Knowledge-base page Folded into
Which AI model Ch. 3 — right after the LLM review
Glossary of LLM terms Ch. 4 — closes Part I
Documentation fundamentals Ch. 6 — alongside the documentation chapter
Joining data tables Ch. 7 — before reports require joined data
Creating graphs Ch. 10 — closes the chat-workflow part
Terminal basics Ch. 11 — opens the CLI part
Installing AI CLI tools Ch. 12 — install before use
VS Code + Copilot setup Ch. 13 — alternative IDE-based workflow
Designing larger analytics projects Ch. 17 — once CLIs are working
Reproducible research Ch. 18 — closes the CLI part
NLP basics Ch. 19 — opens text-as-data
PDF guide Ch. 22 — closes text-as-data
Get AI API keys Ch. 25 — opens APIs part
APIs intro Ch. 26
LLM APIs in Python Ch. 27
APIs under the hood Ch. 28
Walkthrough: World Bank + FRED Ch. 29
Walkthrough: FBref Ch. 30
Beyond — what to read next Reference

What stays in the website but not the book

  • The slideshows are linked from the website but live elsewhere; the book mentions them in passing.
  • Case-study pages (with their data dictionaries and sample code) live in the website’s case-studies/ and are referenced from the book; the Reference part summarises each in one page.
  • The week-by-week schedule and dates belong to the live course, not the book.
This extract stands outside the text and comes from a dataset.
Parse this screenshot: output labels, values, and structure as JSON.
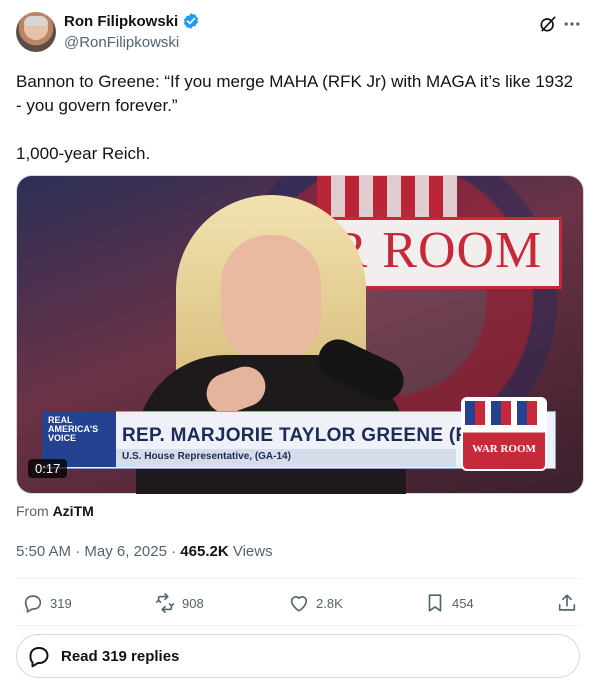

Editorial principles for the draft

  1. One chapter, one idea. Where a course week stuffed two ideas into one page (e.g. text-analysis intro + sentiment), the book splits them into two chapters.
  2. Reference pages stop being reference pages. A reader on a linear path doesn’t want side-doors; they want the next chapter to assume what the previous one taught.
  3. Labs preserve original wording. The narrative is rewritten for a single voice; the labs keep the original assignment text so a student can submit them with confidence.
  4. The capstone is a part, not an appendix. It is the payoff for the whole book. Three chapters, one per session, with a brief that lets a self-learner do it solo or a team do it together.
  5. APIs come late. Most students will not need APIs until the capstone. Chapter-25–30 sit between the research-methods part and the capstone deliberately.
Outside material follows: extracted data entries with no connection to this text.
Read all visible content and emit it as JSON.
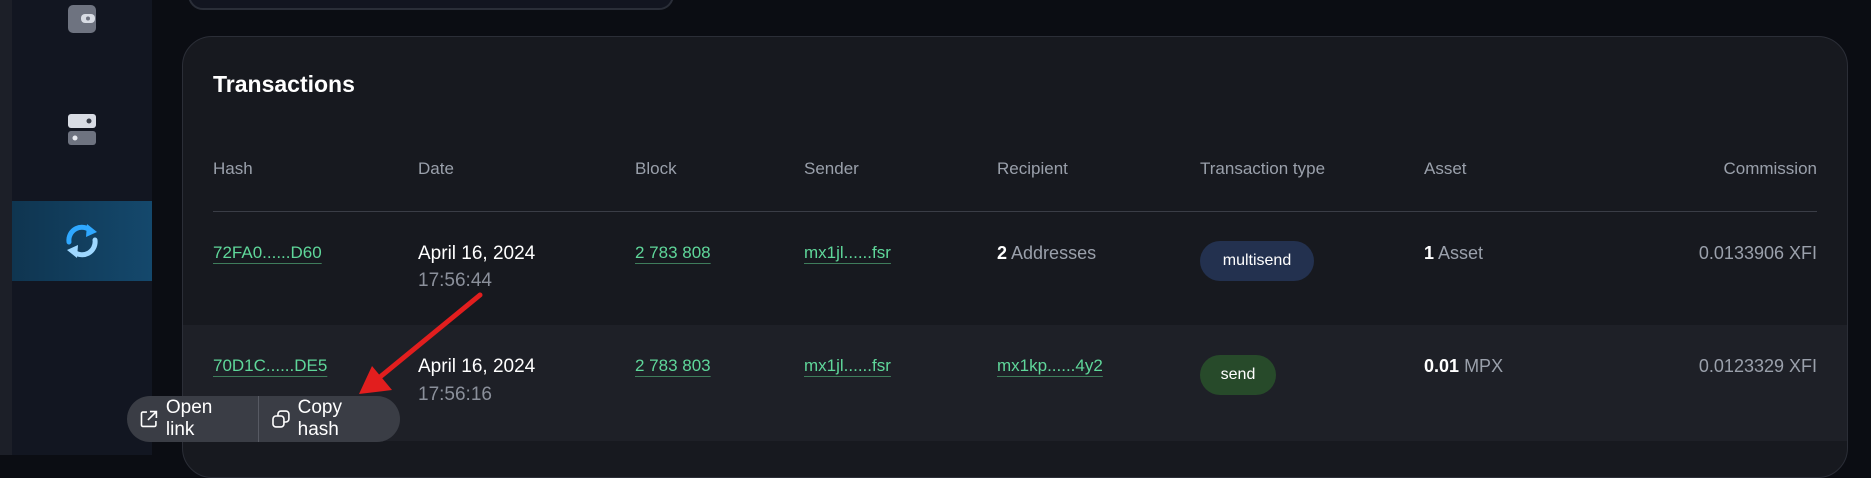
{
  "sidebar": {
    "items": [
      {
        "icon": "wallet-icon",
        "active": false
      },
      {
        "icon": "server-icon",
        "active": false
      },
      {
        "icon": "exchange-icon",
        "active": true
      }
    ]
  },
  "transactions": {
    "title": "Transactions",
    "columns": [
      "Hash",
      "Date",
      "Block",
      "Sender",
      "Recipient",
      "Transaction type",
      "Asset",
      "Commission"
    ],
    "rows": [
      {
        "hash": "72FA0......D60",
        "date": "April 16, 2024",
        "time": "17:56:44",
        "block": "2 783 808",
        "sender": "mx1jl......fsr",
        "recipient_count": "2",
        "recipient_label": "Addresses",
        "type": "multisend",
        "asset_amount": "1",
        "asset_label": "Asset",
        "commission": "0.0133906 XFI"
      },
      {
        "hash": "70D1C......DE5",
        "date": "April 16, 2024",
        "time": "17:56:16",
        "block": "2 783 803",
        "sender": "mx1jl......fsr",
        "recipient": "mx1kp......4y2",
        "type": "send",
        "asset_amount": "0.01",
        "asset_label": "MPX",
        "commission": "0.0123329 XFI"
      }
    ]
  },
  "popup": {
    "open_link": "Open link",
    "copy_hash": "Copy hash"
  },
  "colors": {
    "link": "#5fd79a",
    "badge_multisend": "#23314f",
    "badge_send": "#274a2a",
    "arrow": "#e21e1e"
  }
}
Editorial decisions for this edition

These were open questions in the first draft. They are now locked for the Spring 2026 edition. Subsequent editions can revisit, but a single edition holds these constant.

  • Code language: Python only. Earlier course editions juggled Python and R, which made every chapter longer than it needed to be and every example shallower than it could be. The book is Python-only; principles transfer.
  • CLI agent: Claude Code, with brief footnotes for alternatives. The CLI chapters are written against Claude Code — installation, CLAUDE.md, skills, headless mode. Cursor / Codex / Aider get one-paragraph mentions where they differ usefully. The principles transfer.
  • Format: web-first. The book is built and read on the web. A print edition is the print editor’s problem to derive from a frozen snapshot — we do not pre-emptively cripple the web version with print-friendly compromises (no width-limited graphs, hero sections stay, embeds stay).
  • Versioning: yearly spring edition. The book is updated once a year, in spring, dated and labelled — e.g. Spring 2026, 26 April 2026. The model snapshot lives in versions.qmd and is the first place to update each year. Inter-edition errata go in the GitHub issue tracker.
  • Econometrics review: brief, with a textbook redirect. Parts V and VII brush against DiD, IV, and selection-on-observables. The book covers the workflow — how AI helps, where it bluffs — and assumes the reader knows the method, or is willing to follow the redirect to Békés & Kézdi (2021) for it.
  • Chapter length: short. Many short single-idea chapters, not few long bundled ones. As content gets fleshed out, prefer splitting over merging.